Most kids got a new car or the latest iPhone when they turned sixteen. My father bought me a book.

A book about death, really (as most everybody knows, he has quite the sense of humor): Dr.  Paul Kalanithi’s memoir, When Breath Becomes Air. It has achieved tremendous recognition as a moving narrative of a doctor’s dying—rightly so. Unclasped, however, the book just happened to be an argument for an intellectually rousing way to live.

Dr. Kalanithi posited that the great divide between science and literature is false. That a life in medicine is essentially composed of—not merely ornamented with—the light and shelter of language. From him, I learned to draw on words to comfort patients. And now, more important to me than saving lives—in the end, everybody dies—has become the task of bringing patients and family members to an understanding of illness with which they might make peace. How else to do this but by speaking, and by listening?

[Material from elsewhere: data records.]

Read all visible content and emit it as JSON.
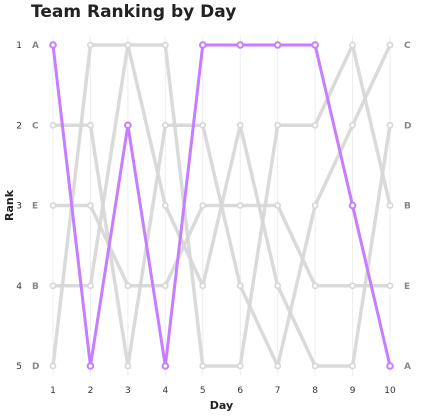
{
  "chart_data": {
    "type": "line",
    "chart_kind": "bump",
    "title": "Team Ranking by Day",
    "xlabel": "Day",
    "ylabel": "Rank",
    "x": [
      1,
      2,
      3,
      4,
      5,
      6,
      7,
      8,
      9,
      10
    ],
    "y_ticks": [
      1,
      2,
      3,
      4,
      5
    ],
    "ylim": [
      1,
      5
    ],
    "y_inverted": true,
    "grid": "vertical",
    "highlight_series": "A",
    "highlight_color": "#c77dff",
    "background_series_color": "#d6d6d6",
    "start_labels": [
      "A",
      "C",
      "E",
      "B",
      "D"
    ],
    "end_labels": [
      "C",
      "D",
      "B",
      "E",
      "A"
    ],
    "series": [
      {
        "name": "A",
        "values": [
          1,
          5,
          2,
          5,
          1,
          1,
          1,
          1,
          3,
          5
        ]
      },
      {
        "name": "B",
        "values": [
          4,
          4,
          1,
          1,
          5,
          5,
          2,
          2,
          1,
          3
        ]
      },
      {
        "name": "C",
        "values": [
          2,
          2,
          5,
          2,
          2,
          4,
          5,
          3,
          2,
          1
        ]
      },
      {
        "name": "D",
        "values": [
          5,
          1,
          1,
          3,
          4,
          2,
          4,
          5,
          5,
          2
        ]
      },
      {
        "name": "E",
        "values": [
          3,
          3,
          4,
          4,
          3,
          3,
          3,
          4,
          4,
          4
        ]
      }
    ]
  }
}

At Berkeley, I saw how the humanities were so often positioned against the sciences. It broke my heart, so I devoted my nascent academic career to planing smooth the friction of their edges. This might be to the credit of Dr. Ann Swidler, under whose tutelage I began to conceptualize academic disciplines not as separate regions but separate vocabularies. When we see sociology and chemistry as vocabularies, we perceive that they are methods, not subjects, of investigation. Under unified examination across literature, the humanities, and the hard sciences: consciousness, living, the world.

In my time at Harvard, I began to be interested in other things besides science. My devotion to chemistry is still with me—I like its elegance and precision. It is simply that I have become aware of some of its shortcomings. Even my graduate studies in philosophy have come up short—it seems as though Hegel told us everything about the world except what it is to be a woman and to live and to die.

I hope that by following in Dr. Kalanithi’s footsteps, I may find some truth to human experience—however perplexing and knotty it may be. What drives a young man to trade his ability—or his mother’s—to talk in exchange for a few months of mute life? What renders this life worth living in the face of another wise tragic human mortality?

Every day, I grapple with this question, and to live, in my life, with a commitment to finding answers that I hope to uncover in the art of medicine.

Analysis

Megha focuses on a character of intellectual discipline and well-roundedness. She opens with a discussion of a key milestone that shaped her personal philosophy: reading Dr. Paul Kalanithi’s memoir. The insight in her analysis demonstrates her passion for the ideas in the book—in particular, the need to bridge the gap between the sciences and the humanities.

This segues smoothly into her own efforts to smooth that divide. She discusses her engagements at Berkeley with a professor to understand the nature of the gap and offer a glimpse of her own philosophical positions on the subject.

Megha elegantly concludes with an outlook on her ambitions for the future: to use medicine to answer the philosophical questions of life and mortality. The result is a character impression of Megha that shows that her intellectual curiosity drives her pursuit of greater medicine.